Pass sanitaire: le conseil constitutionnel censure la rupture anticipée d'un CDD ou d'un contrat intérim

Le Conseil constitutionnel a décidé de censurer la rupture anticipée d'un CDD ou intérim en cas de non présentation d'un pass sanitaire, comme le prévoyait la loi sur le pass sanitaire.
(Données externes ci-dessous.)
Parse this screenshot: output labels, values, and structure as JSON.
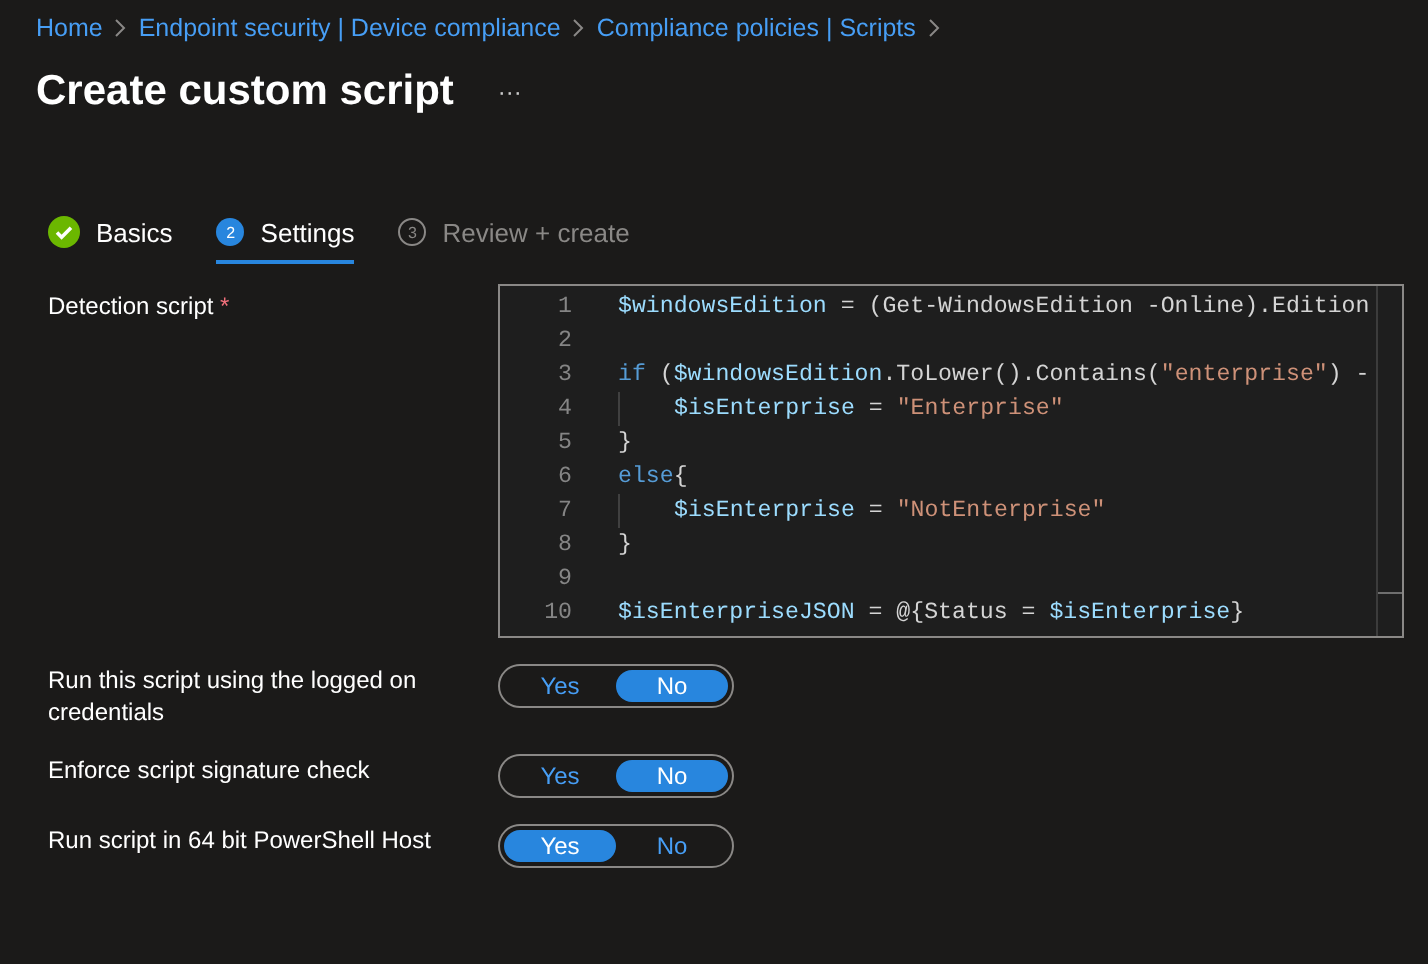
{
  "breadcrumb": [
    "Home",
    "Endpoint security | Device compliance",
    "Compliance policies | Scripts"
  ],
  "title": "Create custom script",
  "more": "···",
  "tabs": [
    {
      "label": "Basics",
      "kind": "done",
      "selected": false
    },
    {
      "label": "Settings",
      "number": "2",
      "kind": "current",
      "selected": true
    },
    {
      "label": "Review + create",
      "number": "3",
      "kind": "pending",
      "selected": false
    }
  ],
  "detection": {
    "label": "Detection script",
    "required": "*",
    "lines": [
      {
        "number": "1",
        "tokens": [
          {
            "kind": "var",
            "text": "$windowsEdition"
          },
          {
            "kind": "plain",
            "text": " = (Get-WindowsEdition -Online).Edition"
          }
        ]
      },
      {
        "number": "2"
      },
      {
        "number": "3",
        "tokens": [
          {
            "kind": "keyword",
            "text": "if"
          },
          {
            "kind": "plain",
            "text": " ("
          },
          {
            "kind": "var",
            "text": "$windowsEdition"
          },
          {
            "kind": "plain",
            "text": ".ToLower().Contains("
          },
          {
            "kind": "string",
            "text": "\"enterprise\""
          },
          {
            "kind": "plain",
            "text": ") -"
          }
        ]
      },
      {
        "number": "4",
        "indent": true,
        "tokens": [
          {
            "kind": "var",
            "text": "$isEnterprise"
          },
          {
            "kind": "plain",
            "text": " = "
          },
          {
            "kind": "string",
            "text": "\"Enterprise\""
          }
        ]
      },
      {
        "number": "5",
        "tokens": [
          {
            "kind": "plain",
            "text": "}"
          }
        ]
      },
      {
        "number": "6",
        "tokens": [
          {
            "kind": "keyword",
            "text": "else"
          },
          {
            "kind": "plain",
            "text": "{"
          }
        ]
      },
      {
        "number": "7",
        "indent": true,
        "tokens": [
          {
            "kind": "var",
            "text": "$isEnterprise"
          },
          {
            "kind": "plain",
            "text": " = "
          },
          {
            "kind": "string",
            "text": "\"NotEnterprise\""
          }
        ]
      },
      {
        "number": "8",
        "tokens": [
          {
            "kind": "plain",
            "text": "}"
          }
        ]
      },
      {
        "number": "9"
      },
      {
        "number": "10",
        "tokens": [
          {
            "kind": "var",
            "text": "$isEnterpriseJSON"
          },
          {
            "kind": "plain",
            "text": " = @{Status = "
          },
          {
            "kind": "var",
            "text": "$isEnterprise"
          },
          {
            "kind": "plain",
            "text": "}"
          }
        ]
      }
    ]
  },
  "settings": [
    {
      "label": "Run this script using the logged on credentials",
      "options": [
        {
          "label": "Yes",
          "selected": false
        },
        {
          "label": "No",
          "selected": true
        }
      ]
    },
    {
      "label": "Enforce script signature check",
      "options": [
        {
          "label": "Yes",
          "selected": false
        },
        {
          "label": "No",
          "selected": true
        }
      ]
    },
    {
      "label": "Run script in 64 bit PowerShell Host",
      "options": [
        {
          "label": "Yes",
          "selected": true
        },
        {
          "label": "No",
          "selected": false
        }
      ]
    }
  ]
}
Les legislateurs avaient prévu une suspension du contrat de travail pour les CDI. Pour les Sages, il s'agit donc d'une "différence de traitement entre les salariés."
"En prévoyant que le défaut de présentation d'un « pass sanitaire » constitue une cause de rupture des seuls contrats à durée déterminée ou de mission, le législateur a institué une différence de traitement entre les salariés selon la nature de leur contrat de travail qui est sans lien avec l'objectif poursuivi" soulignent les Sages.
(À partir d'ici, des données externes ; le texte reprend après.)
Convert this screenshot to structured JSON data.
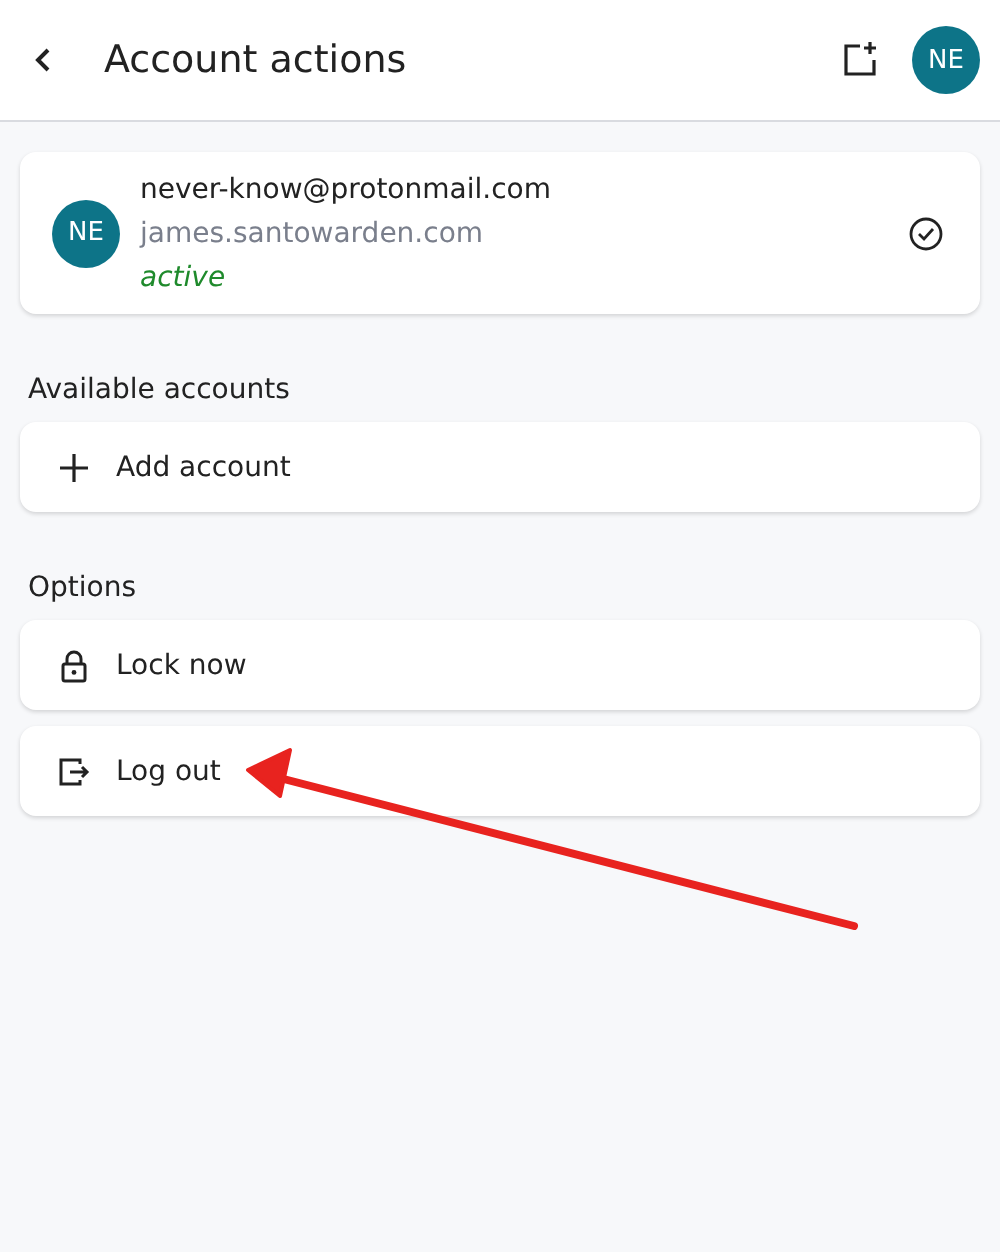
{
  "header": {
    "title": "Account actions",
    "avatar": "NE"
  },
  "account": {
    "avatar": "NE",
    "email": "never-know@protonmail.com",
    "domain": "james.santowarden.com",
    "status": "active",
    "selected": true
  },
  "sections": [
    {
      "title": "Available accounts",
      "items": [
        {
          "kind": "add",
          "label": "Add account"
        }
      ]
    },
    {
      "title": "Options",
      "items": [
        {
          "kind": "lock",
          "label": "Lock now"
        },
        {
          "kind": "logout",
          "label": "Log out"
        }
      ]
    }
  ],
  "annotation": {
    "kind": "arrow"
  }
}
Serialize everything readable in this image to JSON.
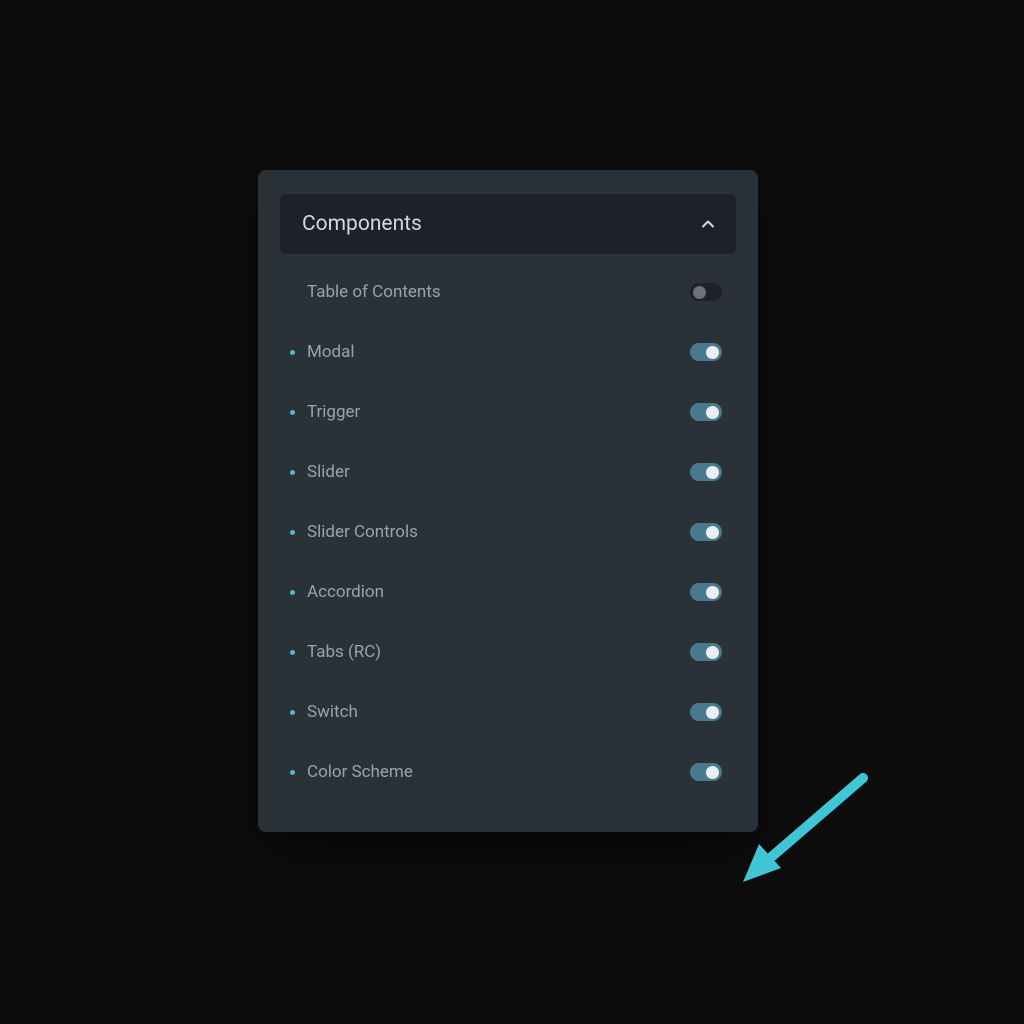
{
  "section": {
    "title": "Components"
  },
  "items": [
    {
      "label": "Table of Contents",
      "enabled": false,
      "bulleted": false
    },
    {
      "label": "Modal",
      "enabled": true,
      "bulleted": true
    },
    {
      "label": "Trigger",
      "enabled": true,
      "bulleted": true
    },
    {
      "label": "Slider",
      "enabled": true,
      "bulleted": true
    },
    {
      "label": "Slider Controls",
      "enabled": true,
      "bulleted": true
    },
    {
      "label": "Accordion",
      "enabled": true,
      "bulleted": true
    },
    {
      "label": "Tabs (RC)",
      "enabled": true,
      "bulleted": true
    },
    {
      "label": "Switch",
      "enabled": true,
      "bulleted": true
    },
    {
      "label": "Color Scheme",
      "enabled": true,
      "bulleted": true
    }
  ],
  "annotation": {
    "target": "Color Scheme",
    "color": "#3fc5d6"
  }
}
La suspension du contrat de travail en CDI est en revanche bien validée par le Conseil constitutionnel. Cette suspension doit être précédée, selon la loi, par plusieurs étapes préalables comme la possibilité de poser ses congés ou RTT, ou un entretien avec l'employeur pour un éventuelle réaffectation, loin du grand public.
Le ministère du Travail a salué auprès de l'AFP la validation par les Sages des mesures prévues "pour inciter les salariés à se faire vacciner et faciliter la mise en oeuvre des nouvelles obligations" pour lutter contre l'épidémie.
"Ainsi de nombreuses solutions s'offrent aux employeurs et aux salariés: autorisation d'absence pour aller se faire vacciner, entretien entre l'employeur et le salarié, utilisation de jours de congés ou de RTT, affectation temporaire sur un autre poste, recours au télétravail, suspension du contrat de travail le temps que le salarié se conforme à ses obligations", a-t-on souligné de même source.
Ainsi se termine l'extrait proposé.